Her machine is a Dell 2400 running XP Pro, mine Dell 4300 with XP Home. I figure I can't access the files since I'm not logged on as her, but there's no way I can be under the circumstances. Her documents and email files are in there and she's got deadlines at her newspaper. There are no backups.
posted by words1 to computers & internet (11 comments total)
Click the Security tab, then the "Advanced" button.
Then, click the "Owner" tab. In the "Change owner to:" box, click your login name, then check the box "Replace owner on subcontainers and objects" and click OK. It may ask whether you're sure. You are, so click Yes.
Now wait.
And wait.
And, depending on how much stuff you have on the drive, wait some more. It's going through and touching every single file on the drive, so it'll take a while.
This will bring you back to the main "Local Disk Properties" page. Click the "Advanced" button again.

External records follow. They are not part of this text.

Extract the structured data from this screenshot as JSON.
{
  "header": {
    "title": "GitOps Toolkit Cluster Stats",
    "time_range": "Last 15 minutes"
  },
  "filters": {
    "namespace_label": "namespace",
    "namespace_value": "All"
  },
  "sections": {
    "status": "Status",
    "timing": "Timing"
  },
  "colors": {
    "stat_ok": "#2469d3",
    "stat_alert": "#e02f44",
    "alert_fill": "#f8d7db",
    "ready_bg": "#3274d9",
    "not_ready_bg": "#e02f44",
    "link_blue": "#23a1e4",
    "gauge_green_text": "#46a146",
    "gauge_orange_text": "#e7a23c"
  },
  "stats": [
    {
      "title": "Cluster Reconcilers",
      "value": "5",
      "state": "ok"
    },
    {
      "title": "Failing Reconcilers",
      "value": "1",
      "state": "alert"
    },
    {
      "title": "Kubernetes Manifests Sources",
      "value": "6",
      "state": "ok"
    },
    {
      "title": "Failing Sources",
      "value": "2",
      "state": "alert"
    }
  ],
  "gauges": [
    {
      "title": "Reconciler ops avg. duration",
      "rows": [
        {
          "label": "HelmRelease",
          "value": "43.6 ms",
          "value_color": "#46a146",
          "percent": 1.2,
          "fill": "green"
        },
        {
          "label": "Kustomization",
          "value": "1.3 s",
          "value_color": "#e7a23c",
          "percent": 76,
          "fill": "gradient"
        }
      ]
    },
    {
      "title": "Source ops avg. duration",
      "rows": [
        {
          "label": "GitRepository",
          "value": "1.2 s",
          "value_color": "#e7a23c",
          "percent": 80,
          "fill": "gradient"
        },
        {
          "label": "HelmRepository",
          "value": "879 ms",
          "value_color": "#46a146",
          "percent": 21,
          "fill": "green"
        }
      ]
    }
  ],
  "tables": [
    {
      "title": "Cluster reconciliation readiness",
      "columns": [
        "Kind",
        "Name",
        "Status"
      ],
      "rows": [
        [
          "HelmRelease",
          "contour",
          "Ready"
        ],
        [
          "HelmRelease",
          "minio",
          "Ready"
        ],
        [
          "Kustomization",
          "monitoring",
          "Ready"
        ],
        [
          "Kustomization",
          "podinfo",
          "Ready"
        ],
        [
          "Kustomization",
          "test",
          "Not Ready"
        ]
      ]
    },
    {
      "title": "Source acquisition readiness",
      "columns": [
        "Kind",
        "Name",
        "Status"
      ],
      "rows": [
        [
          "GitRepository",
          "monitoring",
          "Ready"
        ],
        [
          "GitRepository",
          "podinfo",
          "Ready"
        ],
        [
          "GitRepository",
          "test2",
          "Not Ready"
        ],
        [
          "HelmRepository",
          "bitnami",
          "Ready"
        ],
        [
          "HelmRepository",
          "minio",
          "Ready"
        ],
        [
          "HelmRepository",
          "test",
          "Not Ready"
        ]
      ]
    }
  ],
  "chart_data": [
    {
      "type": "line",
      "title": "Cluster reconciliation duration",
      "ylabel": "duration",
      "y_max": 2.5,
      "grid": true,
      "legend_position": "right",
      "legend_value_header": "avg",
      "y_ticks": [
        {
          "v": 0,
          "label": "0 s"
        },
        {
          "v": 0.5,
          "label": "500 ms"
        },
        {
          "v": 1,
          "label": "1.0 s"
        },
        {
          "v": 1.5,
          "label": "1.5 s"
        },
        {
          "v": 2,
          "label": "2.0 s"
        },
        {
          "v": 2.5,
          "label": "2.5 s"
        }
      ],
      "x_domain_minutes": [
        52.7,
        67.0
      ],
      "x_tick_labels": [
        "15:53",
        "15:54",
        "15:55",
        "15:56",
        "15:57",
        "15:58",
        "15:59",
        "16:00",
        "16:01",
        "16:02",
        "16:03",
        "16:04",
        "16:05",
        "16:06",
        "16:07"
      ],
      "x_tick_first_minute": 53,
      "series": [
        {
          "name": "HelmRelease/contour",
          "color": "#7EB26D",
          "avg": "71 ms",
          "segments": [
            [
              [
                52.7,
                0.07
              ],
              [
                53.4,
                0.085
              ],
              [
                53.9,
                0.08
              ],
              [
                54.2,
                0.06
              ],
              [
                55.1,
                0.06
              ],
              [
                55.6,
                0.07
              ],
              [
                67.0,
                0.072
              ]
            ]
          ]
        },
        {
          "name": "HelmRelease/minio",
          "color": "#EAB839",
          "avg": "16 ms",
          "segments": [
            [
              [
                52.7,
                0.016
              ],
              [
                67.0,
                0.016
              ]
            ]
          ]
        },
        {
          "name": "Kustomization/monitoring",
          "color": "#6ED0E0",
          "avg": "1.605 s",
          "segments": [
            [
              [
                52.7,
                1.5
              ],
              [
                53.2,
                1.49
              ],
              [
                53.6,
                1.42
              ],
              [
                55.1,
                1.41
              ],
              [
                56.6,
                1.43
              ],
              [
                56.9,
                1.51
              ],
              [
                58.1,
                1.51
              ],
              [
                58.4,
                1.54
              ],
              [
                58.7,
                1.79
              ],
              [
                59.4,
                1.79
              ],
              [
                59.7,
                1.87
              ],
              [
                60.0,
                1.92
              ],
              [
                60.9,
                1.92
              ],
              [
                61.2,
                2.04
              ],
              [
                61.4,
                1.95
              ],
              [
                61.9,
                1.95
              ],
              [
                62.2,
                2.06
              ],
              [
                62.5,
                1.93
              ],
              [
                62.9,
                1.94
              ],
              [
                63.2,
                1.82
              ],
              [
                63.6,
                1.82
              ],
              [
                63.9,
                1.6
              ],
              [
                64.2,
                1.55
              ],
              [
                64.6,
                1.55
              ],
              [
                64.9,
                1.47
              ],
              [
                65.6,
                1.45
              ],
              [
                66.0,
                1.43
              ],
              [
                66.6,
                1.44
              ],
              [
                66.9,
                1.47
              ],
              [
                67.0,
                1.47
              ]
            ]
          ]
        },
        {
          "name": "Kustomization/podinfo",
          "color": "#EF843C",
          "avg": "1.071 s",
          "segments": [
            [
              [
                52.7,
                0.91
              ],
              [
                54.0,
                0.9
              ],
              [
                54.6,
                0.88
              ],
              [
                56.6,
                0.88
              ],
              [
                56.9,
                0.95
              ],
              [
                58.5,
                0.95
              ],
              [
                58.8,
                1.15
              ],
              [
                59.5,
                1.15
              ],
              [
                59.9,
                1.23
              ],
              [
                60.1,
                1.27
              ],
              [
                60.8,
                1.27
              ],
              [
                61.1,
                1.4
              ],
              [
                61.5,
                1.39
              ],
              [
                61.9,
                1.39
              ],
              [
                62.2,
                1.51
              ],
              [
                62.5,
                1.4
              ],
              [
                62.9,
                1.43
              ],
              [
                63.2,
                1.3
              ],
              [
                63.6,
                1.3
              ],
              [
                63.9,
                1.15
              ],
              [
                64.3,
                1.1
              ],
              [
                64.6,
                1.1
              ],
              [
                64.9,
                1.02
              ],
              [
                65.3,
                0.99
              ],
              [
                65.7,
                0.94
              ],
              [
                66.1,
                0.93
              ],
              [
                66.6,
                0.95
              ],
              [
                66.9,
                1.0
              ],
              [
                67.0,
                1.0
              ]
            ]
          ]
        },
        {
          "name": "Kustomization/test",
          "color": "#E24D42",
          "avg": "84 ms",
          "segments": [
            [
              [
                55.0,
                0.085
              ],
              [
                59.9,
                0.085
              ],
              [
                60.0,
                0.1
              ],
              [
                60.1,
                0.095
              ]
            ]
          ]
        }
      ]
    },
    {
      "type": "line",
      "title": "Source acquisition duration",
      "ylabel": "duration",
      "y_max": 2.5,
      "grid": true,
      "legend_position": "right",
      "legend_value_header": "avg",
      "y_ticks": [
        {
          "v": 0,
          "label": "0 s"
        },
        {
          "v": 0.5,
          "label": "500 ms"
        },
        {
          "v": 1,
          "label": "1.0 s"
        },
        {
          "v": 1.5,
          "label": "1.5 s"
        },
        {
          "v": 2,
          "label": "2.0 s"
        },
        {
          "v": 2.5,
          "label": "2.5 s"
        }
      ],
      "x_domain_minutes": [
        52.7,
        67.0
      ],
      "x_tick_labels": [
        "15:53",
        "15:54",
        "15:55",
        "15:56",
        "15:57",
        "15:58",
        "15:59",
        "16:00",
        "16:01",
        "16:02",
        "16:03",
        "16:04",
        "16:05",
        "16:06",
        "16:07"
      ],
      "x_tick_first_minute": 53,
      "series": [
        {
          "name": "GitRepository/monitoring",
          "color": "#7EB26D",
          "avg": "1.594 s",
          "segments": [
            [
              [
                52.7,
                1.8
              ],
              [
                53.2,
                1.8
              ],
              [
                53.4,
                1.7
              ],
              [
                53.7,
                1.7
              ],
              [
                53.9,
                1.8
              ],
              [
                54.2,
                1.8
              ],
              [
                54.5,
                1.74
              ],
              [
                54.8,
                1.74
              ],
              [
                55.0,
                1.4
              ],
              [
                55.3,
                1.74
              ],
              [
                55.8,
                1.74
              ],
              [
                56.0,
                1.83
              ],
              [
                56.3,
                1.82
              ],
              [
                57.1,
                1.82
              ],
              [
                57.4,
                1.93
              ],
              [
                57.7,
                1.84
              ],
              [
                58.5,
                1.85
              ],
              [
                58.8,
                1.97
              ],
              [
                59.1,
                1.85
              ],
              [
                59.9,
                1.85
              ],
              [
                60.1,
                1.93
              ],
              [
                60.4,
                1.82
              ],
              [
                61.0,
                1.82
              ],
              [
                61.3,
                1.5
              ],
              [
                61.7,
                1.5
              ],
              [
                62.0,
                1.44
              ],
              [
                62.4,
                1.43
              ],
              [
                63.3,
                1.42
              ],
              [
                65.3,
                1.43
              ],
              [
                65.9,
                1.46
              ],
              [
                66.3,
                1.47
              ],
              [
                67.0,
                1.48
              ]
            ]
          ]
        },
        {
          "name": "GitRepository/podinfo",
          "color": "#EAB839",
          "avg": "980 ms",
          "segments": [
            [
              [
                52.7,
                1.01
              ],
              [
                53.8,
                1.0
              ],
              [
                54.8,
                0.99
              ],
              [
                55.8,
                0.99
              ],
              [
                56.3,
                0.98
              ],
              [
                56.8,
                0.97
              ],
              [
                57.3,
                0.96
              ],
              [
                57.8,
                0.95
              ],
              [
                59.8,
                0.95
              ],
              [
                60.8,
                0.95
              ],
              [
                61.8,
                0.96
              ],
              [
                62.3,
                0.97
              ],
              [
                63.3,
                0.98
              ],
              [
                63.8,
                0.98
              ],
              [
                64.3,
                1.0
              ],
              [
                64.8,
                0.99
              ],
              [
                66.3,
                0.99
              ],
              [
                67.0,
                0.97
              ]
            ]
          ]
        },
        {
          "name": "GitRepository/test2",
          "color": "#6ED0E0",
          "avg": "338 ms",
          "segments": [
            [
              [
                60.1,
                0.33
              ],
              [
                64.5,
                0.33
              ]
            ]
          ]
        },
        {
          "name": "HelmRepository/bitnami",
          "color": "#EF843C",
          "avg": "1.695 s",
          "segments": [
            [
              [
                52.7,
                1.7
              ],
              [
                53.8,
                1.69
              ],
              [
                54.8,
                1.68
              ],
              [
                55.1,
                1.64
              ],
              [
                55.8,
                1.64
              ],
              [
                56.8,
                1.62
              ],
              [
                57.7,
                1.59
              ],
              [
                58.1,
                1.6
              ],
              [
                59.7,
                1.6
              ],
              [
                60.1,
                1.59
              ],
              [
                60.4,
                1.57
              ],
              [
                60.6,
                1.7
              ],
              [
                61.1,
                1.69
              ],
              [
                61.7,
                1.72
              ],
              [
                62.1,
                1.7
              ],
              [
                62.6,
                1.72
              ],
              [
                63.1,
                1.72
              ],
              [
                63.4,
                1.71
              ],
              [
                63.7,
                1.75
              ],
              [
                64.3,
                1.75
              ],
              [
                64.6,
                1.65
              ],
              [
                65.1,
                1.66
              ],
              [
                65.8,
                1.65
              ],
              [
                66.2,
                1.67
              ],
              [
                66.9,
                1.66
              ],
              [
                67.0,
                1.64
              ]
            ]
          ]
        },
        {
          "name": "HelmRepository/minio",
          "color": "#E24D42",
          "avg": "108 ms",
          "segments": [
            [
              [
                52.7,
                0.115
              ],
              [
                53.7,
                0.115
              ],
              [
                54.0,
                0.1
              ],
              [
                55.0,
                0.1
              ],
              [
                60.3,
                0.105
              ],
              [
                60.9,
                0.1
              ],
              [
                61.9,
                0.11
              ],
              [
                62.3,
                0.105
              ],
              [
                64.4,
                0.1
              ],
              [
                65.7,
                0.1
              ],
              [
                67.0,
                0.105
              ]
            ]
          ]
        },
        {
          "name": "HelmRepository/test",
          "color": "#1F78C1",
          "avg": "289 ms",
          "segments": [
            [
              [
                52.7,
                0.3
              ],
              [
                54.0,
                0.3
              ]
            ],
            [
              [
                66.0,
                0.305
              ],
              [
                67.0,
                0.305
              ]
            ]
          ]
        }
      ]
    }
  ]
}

Remove all of the "Permission Entries" (click an entry, then "Remove").
After they're all removed, click "Add" and type "Everyone" then click OK. This will bring up a dialog asking exactly what permissions you want to give. Click the "Full Control" entry under "Allow" (which should auto-fill the rest of the entries), and make sure "Apply onto:" says "This folder, subfolders and files" then click OK.
This will bring you back to the "Permission Entries" box. Check the box that says "Replace permission entries on all child objects with entries shown here that apply to child objects."
You might be presented with a dialog box, confirming the permissions change. Just click Yes.
Now wait.
And wait.
And, depending on how much stuff you have on the drive, wait some more. It's going through and touching every single file on the drive, so it'll take a while.
Finally, when you get back out to local disk properties window, click OK, and you should be good to go.